Two Apps, One Backend

The key split had a natural downstream effect on the application structure. The widget and the admin dashboard have different authentication mechanisms, different CORS policies, and different route sets. Cramming them into one FastAPI app with a bunch of conditional middleware felt wrong.

Instead, I split them into two sub-applications mounted under the same FastAPI instance:

# main.py
app = FastAPI(title="RAG Chatbot API")

app.mount("/widget", widget_app)
app.mount("/admin", admin_app)

The widget app allows only specific origins (the tenant's website), exposes only X-Chatbot-Key in its CORS headers, and serves two routes: session initialization and WebSocket connections. Its authentication dependency reads the pk_live_ key from the X-Chatbot-Key header:

# widget_app.py
widget_app.add_middleware(
    CORSMiddleware,
    allow_origins=settings.widget_cors_origins_list,
    allow_credentials=False,
    allow_methods=["GET", "POST", "OPTIONS"],
    allow_headers=["Content-Type", "X-Chatbot-Key"],
)

The admin app has wider CORS allowances (for the dashboard frontend), uses X-API-Key with sk_live_ keys, and will eventually serve document management, tenant configuration, and OAuth connection routes.

This separation also made the WebSocket flow cleaner. The widget app's WebSocket endpoint delegates to a SessionManager that orchestrates the entire connection lifecycle:

context = await session_manager.establish_session(websocket, token)
if not context:
    return  # Connection already closed with reason

# context now holds: session_id, tenant_id, tenant config, websocket
# Ready to process messages

Under the hood, establish_session verifies the JWT, validates the session, loads the tenant config, and registers the connection. Each step can fail independently and close the connection with a specific WebSocket close code. Without the sub-app boundary making ownership clear, this orchestration logic would have been tangled up with admin concerns.

What I'd Do Differently

Rate limiting per publishable key from day one. Right now, rate limiting happens per session. But a bad actor with the publishable key could create sessions in a loop. I'd add a rate limit at the key level — say, 100 session creations per hour per publishable key — before it becomes a problem.

A tighter localStorage cleanup strategy. The namespaced keys work, but old sessions accumulate. I'd add a TTL check on widget initialization that clears stale entries — anything with an expired token older than 24 hours.

Consider key rotation automation.
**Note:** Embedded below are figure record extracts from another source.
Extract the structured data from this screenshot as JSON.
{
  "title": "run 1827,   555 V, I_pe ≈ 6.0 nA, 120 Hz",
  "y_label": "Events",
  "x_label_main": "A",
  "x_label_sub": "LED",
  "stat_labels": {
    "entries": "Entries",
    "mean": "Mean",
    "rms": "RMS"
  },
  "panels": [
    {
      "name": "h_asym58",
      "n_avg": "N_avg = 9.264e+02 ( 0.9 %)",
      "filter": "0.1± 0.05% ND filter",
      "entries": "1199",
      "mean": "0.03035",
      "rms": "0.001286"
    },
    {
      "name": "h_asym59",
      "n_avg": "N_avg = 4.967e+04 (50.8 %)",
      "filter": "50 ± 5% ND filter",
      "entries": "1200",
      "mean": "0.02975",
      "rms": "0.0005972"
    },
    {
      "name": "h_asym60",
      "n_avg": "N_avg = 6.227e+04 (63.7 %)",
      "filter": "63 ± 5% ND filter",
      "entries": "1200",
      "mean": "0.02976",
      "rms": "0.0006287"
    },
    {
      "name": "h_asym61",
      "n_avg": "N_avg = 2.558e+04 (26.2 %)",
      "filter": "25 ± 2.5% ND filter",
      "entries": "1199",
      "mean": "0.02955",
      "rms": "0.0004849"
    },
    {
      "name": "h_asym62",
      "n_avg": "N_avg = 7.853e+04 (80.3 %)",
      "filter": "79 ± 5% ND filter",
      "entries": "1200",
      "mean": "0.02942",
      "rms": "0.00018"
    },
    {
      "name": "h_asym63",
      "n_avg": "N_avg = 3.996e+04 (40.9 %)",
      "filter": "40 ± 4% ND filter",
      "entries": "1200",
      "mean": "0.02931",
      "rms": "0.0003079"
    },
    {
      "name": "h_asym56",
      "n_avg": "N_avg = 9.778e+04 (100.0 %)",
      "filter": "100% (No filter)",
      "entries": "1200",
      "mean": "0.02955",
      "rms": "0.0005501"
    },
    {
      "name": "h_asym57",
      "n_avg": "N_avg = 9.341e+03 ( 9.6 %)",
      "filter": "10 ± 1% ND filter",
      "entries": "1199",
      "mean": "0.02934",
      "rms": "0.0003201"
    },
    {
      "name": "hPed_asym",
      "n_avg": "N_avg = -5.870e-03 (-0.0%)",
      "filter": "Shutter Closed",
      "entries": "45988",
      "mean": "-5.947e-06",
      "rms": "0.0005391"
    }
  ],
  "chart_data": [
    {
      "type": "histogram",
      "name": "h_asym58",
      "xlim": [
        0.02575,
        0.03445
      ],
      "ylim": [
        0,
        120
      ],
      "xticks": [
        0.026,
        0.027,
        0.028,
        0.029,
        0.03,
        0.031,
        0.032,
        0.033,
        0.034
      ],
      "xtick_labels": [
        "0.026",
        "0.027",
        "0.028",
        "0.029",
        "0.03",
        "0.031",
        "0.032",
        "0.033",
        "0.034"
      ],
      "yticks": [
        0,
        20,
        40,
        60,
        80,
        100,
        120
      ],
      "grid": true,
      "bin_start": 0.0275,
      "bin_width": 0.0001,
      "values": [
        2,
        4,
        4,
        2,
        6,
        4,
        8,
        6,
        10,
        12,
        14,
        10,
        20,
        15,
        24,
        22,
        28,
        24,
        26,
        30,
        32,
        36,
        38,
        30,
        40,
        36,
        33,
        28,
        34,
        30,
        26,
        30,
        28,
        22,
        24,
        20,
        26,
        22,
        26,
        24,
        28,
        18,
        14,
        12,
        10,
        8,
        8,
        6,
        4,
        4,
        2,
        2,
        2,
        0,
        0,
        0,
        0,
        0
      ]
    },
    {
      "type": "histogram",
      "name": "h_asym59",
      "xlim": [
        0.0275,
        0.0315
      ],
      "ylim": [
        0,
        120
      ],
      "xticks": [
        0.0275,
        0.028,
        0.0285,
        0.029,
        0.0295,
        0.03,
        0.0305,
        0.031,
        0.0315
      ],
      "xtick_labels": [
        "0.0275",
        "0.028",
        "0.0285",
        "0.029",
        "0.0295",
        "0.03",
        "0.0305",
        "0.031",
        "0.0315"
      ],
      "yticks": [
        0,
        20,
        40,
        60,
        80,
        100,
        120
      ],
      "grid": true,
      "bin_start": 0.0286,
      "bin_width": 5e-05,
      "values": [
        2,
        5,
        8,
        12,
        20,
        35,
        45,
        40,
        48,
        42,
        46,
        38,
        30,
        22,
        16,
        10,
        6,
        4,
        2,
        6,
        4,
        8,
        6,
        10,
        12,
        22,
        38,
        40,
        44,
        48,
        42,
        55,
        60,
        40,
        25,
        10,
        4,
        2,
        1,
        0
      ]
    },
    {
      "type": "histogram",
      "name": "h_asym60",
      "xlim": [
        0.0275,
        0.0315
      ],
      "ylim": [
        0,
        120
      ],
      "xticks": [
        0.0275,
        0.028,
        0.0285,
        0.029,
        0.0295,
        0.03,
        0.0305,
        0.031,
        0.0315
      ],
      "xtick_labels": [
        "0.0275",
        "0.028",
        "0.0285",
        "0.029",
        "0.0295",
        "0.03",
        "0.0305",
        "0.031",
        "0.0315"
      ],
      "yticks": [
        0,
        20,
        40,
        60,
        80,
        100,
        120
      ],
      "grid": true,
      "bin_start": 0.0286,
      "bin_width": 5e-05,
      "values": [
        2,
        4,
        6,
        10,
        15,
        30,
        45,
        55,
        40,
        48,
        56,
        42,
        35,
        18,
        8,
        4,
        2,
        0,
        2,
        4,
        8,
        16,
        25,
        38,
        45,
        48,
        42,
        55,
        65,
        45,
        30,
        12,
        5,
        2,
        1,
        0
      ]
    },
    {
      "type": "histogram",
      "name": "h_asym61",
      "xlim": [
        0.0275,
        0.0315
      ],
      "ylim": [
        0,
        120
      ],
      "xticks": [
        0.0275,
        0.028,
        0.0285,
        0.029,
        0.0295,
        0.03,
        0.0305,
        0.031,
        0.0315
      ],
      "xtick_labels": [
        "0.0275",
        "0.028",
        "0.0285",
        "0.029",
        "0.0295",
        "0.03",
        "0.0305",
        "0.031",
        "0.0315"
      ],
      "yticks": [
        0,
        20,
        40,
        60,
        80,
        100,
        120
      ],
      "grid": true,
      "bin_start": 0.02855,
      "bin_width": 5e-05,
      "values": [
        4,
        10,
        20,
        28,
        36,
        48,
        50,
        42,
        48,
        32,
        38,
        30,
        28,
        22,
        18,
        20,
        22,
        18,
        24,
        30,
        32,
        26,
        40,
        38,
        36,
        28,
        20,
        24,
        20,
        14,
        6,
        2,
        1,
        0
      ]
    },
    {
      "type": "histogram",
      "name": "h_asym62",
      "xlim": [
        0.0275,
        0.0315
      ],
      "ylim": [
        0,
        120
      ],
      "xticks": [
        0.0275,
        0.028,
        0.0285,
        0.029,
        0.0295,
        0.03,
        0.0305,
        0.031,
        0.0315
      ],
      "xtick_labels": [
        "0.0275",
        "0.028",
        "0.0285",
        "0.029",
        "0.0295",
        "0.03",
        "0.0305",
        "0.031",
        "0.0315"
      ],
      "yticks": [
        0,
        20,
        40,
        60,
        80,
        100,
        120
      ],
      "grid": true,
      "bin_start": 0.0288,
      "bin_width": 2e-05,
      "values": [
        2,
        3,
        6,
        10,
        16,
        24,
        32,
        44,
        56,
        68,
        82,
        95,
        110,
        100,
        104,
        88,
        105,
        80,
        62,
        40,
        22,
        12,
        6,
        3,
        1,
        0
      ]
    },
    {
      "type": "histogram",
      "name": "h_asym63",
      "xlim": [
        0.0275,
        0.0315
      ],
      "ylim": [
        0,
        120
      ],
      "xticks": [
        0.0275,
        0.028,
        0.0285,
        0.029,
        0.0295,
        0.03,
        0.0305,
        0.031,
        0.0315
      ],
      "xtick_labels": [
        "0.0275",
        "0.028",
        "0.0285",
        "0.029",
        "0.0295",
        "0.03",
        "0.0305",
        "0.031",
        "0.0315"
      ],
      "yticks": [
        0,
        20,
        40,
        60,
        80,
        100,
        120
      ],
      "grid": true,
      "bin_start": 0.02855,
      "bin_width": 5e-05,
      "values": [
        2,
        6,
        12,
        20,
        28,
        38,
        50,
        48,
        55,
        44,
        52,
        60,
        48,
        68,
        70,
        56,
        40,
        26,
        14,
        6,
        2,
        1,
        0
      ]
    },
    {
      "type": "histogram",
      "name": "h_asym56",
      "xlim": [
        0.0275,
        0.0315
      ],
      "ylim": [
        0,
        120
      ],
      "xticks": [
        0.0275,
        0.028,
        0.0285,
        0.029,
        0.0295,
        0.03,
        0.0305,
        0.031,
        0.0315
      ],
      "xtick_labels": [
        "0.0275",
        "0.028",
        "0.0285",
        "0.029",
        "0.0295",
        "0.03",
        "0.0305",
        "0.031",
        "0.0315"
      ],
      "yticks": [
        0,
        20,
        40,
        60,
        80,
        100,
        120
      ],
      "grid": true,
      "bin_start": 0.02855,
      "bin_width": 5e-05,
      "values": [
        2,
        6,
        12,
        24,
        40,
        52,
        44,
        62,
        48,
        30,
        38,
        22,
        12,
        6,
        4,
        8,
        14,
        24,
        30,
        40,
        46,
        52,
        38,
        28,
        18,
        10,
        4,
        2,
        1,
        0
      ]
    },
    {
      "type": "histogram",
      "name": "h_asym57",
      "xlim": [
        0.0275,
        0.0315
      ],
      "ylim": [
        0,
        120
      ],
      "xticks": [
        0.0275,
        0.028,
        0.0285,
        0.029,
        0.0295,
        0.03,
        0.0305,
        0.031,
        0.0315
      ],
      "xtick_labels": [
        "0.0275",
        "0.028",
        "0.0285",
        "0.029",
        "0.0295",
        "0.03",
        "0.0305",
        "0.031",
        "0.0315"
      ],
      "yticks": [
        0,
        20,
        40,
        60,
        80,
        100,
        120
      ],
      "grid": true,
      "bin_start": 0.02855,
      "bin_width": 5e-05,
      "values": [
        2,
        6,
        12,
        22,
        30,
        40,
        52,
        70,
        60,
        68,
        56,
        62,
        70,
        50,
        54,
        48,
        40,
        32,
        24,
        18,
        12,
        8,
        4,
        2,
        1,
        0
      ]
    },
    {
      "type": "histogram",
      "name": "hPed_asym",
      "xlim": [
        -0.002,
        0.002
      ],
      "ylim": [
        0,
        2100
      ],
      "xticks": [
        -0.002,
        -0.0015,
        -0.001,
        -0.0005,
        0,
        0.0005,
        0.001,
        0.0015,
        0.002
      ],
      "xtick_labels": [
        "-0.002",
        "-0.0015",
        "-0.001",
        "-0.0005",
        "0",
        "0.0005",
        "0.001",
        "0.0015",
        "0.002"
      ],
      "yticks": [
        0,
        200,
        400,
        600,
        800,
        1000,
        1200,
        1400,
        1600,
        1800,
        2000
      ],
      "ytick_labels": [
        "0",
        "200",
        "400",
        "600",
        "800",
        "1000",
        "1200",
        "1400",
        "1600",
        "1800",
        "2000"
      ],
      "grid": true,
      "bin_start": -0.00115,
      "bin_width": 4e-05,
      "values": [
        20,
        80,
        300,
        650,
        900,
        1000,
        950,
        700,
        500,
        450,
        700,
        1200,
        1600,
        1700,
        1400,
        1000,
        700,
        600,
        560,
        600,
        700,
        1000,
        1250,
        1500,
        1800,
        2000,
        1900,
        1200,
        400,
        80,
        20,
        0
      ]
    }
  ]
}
Right now, key rotation is manual: revoke the old one, generate a new one, update the widget embed. For enterprise tenants, an automated rotation flow with a grace period (both old and new keys active for 24 hours) would reduce friction.

Recap

Here's the chain of decisions, each one causing the next:

The widget needed to survive tab closes → localStorage, not sessionStorage.
Two tenants on the same origin would collide → namespace storage keys with the API key prefix.
The API key is permanently public in the widget → it shouldn't have admin permissions.
You need admin operations too → create a second key type with separate scopes.
Two key types need lifecycle tracking → dedicated api_keys table, not columns on the tenant.
Two authentication contexts → two sub-apps with isolated middleware and routes.

None of this was planned upfront. Each decision was forced by the one before it. That's usually a sign you're solving real problems rather than imaginary ones.

If you've hit similar decisions building multi-tenant systems or solved them differently, I'd love to hear about it in the comments.

This is Part 2 in a series on building a multi-tenant AI chatbot platform. Part 1 covered How I Solved WebSocket Authentication in FastAPI (And Why Depends() Wasn't Enough). The stack is Python/FastAPI, Supabase (Postgres + pgvector), and Gemini/OpenAI for LLM and embeddings.